As Nichols wrapped up high school, college was approaching, and the chance to redefine her fate for her and her family was a decision she had to make.
After months of thinking, she finally decided she was coming to the University of Kentucky.
“It was free, close to home, and would provide me a full college experience.”
Nichols received the William C. Parker Scholarship to attend UK. Coming to college has granted Nichols the upward mobility she had longed for. She is a firm believer in education and feels that has been the silver lining in her life.
"I'm finding myself, I'm doing awesome things. My GPA is great, my resume is spectacular, I’ve got a great relationship, I'm even moving to Vegas after school."
While at school, Nichols has continued her healing process and has learned the beauty of compassion and understanding.
“I wouldn’t be able to be who I am and where I am without compassion and understanding, both given and reciprocated. I still have a relationship with my parents, and I still have a bright future because of compassion and understanding.”
As great as being at UK has been, home is still where her heart is, specifically with her younger siblings who she thinks about on a daily basis.
"It's been hard, because my little brothers and sisters are still there, and they are my heart," Nichols said. "The whole time I've been in college I've been worrisome of leaving them behind."

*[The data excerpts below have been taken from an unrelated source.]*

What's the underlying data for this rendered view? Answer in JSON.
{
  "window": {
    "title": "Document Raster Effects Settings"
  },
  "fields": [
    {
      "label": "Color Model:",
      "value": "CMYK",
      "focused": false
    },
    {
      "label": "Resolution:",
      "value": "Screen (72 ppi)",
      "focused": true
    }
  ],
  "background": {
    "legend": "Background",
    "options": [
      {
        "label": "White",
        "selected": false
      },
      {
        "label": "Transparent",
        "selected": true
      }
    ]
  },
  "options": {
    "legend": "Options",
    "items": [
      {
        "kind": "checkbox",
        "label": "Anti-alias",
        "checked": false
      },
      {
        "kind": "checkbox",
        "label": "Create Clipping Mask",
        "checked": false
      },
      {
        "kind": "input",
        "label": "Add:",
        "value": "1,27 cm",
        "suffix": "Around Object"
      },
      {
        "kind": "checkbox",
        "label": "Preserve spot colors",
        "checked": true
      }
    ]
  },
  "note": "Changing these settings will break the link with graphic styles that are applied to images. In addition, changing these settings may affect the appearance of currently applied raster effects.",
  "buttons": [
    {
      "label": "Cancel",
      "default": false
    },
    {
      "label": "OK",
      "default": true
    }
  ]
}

Programs that helped Nichols cope with some of her childhood issues are no longer available to her younger siblings and other kids who have experienced similar situations.
That's one reason Nichols eventually wants to go back to Louisville to implement changes and be a helping hand in her community. She wants to be at the table to discuss policies, so she doesn’t see anymore “Jazmins” in her community. She wants to make an impact that is felt nationwide as well.
This weekend, Nichols will become the first in her family to graduate from college, culminating a journey that defied the odds against her. The psychology and African American studies major has successfully triumphed over adversity in her life, an accomplishment her family acknowledges.
After graduation, she plans to launch her own event planning business and will apply to graduate school to pursue a master’s degree in public administration.
For anyone who is dealing with difficult situations in their life, Nichols wants to remind them that the struggle can’t define you as you long as you don’t let it.
“It doesn’t define you, I know that sounds like a cliché, but I mean that. This doesn’t define you, do what is best for you, and that is what I am going to do.”